Overhaul Provisions On Abortion, IRS Reporting Requirements Stirring Up Capitol Hill

Provisions in the new health law are causing controversy on Capitol Hill and throughout the country.

The Hill reports that Sens. Tom Coburn, R-Okla., and Orrin Hatch, R-Utah, introduced legislation Thursday "designed to eliminate a controversial provision of the Democrats' new healthcare reform law that allows subsidized plans to offer abortion coverage if patients pay separately, and with their own money, for that portion of the coverage. Critics of that arrangement argue that, because money is fungible, segregating taxpayer dollars from patient dollars is impossible, leaving no way to prevent federal subsidies for elective abortions." The bill has attracted support from 25 Senate Republicans (Lillis, 8/5).

In the meantime, Missouri Democratic Senate nominee Robin Carnahan may face an even greater election challenge after 71 percent of primary voters in that state cast votes opposing a key part of the new law, Politico reports. "Republicans argue the result from the country's first proxy vote on the health care law is an ominous sign that bodes ill for Carnahan's chances of capturing outgoing Republican Sen. Kit Bond's seat this fall. As they see it, the lopsided vote crystallizes the challenge she faces in explaining her support for the legislation as she attempts to narrow her deficit in the polls with Rep. Roy Blunt, the Republican nominee. ... Democrats argue that placing the referendum on an August ballot stacked with more competitive Republican contests intentionally skewed the outcome" (Catanese, 8/6).

In a separate story, The Hill reports that one Republican measure to scale back the federal health law has its first Democratic supporter, Sen.
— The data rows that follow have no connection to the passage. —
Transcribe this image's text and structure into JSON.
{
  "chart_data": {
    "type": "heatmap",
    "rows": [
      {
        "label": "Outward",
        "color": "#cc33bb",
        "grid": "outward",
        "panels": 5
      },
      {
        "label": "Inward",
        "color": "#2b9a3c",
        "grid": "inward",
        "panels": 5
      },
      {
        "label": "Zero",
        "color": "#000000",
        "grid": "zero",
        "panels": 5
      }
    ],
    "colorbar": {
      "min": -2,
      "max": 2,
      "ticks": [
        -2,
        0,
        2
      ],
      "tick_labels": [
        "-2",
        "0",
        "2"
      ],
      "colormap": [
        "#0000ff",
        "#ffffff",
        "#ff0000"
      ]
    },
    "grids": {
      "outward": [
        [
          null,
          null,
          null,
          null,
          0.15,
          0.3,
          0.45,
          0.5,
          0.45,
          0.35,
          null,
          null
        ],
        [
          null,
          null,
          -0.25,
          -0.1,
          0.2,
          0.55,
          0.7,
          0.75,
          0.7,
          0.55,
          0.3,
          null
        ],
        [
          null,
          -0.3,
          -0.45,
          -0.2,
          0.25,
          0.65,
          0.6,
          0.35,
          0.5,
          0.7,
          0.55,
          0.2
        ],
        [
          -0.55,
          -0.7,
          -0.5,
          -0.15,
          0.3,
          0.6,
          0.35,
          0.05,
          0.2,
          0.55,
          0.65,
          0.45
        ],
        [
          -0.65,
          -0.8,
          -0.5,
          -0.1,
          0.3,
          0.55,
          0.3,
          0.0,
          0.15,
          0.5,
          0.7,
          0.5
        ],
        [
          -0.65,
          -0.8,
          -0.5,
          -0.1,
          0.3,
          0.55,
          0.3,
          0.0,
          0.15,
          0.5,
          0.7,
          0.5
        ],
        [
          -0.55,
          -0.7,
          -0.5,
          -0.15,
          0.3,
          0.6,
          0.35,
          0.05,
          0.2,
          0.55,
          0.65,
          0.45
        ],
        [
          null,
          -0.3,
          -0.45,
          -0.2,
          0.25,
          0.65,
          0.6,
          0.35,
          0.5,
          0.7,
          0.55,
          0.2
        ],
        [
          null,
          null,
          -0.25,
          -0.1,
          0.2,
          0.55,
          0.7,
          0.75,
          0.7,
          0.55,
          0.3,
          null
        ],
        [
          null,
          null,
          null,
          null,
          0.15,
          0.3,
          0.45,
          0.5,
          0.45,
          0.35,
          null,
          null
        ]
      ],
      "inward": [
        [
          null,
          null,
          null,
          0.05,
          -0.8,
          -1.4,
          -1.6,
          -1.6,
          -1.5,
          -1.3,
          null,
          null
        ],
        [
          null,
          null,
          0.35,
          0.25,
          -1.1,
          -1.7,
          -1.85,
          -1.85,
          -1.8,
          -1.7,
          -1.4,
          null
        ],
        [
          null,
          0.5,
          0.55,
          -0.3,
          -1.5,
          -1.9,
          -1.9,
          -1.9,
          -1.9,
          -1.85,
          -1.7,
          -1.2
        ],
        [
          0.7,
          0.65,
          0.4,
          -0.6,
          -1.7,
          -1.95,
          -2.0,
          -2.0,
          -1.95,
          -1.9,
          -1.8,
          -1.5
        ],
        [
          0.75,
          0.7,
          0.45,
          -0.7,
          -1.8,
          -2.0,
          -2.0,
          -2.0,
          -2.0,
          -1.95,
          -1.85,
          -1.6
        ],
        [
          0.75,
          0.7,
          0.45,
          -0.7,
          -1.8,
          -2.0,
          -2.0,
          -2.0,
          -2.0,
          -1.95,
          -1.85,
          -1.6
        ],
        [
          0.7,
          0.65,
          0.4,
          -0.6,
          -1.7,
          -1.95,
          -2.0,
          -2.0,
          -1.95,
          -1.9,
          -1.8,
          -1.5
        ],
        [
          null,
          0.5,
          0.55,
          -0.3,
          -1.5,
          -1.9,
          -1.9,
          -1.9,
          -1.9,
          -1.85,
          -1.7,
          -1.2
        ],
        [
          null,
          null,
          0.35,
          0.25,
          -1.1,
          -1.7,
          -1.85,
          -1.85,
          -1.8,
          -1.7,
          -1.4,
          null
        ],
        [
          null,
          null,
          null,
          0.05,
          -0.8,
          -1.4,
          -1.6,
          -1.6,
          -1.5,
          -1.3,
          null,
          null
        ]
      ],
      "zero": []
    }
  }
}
Blanche Lincoln, of Arkansas, who has endorsed a measured aimed at making businesses file IRS forms when they buy goods from other companies that exceed $600 in a year. "'No piece of legislation is ever perfect and it's important we take steps to make improvements where we can,' Lincoln said in a statement announcing her endorsement." Lincoln further said she has heard from many small businesses that the provision would be a burden on them." The extra revenues from the provision are slated to help pay for health reform (Lillis, 8/5).

Kaiser Health News reports that health reform cuts — and benefits — to Medicare Advantage vary from state to state. "To help finance health reform, Congress cut $136 billion over 10 years from the program, in which private insurers provide Medicare health plans for seniors. The private plans, which are paid a flat fee from the government for each enrollee were a likely target: They cost the government much more per beneficiary, on average, than does traditional Medicare, according to Medicare's advisory commission." Some Medicare experts say the new funding formula for Advantage plans will vary considerably by region. Plans in higher-cost markets where the federal government spends the most on traditional Medicare and "get the lowest rate of federal funding, might continue to operate as they do today" (Gulliver, 8/6).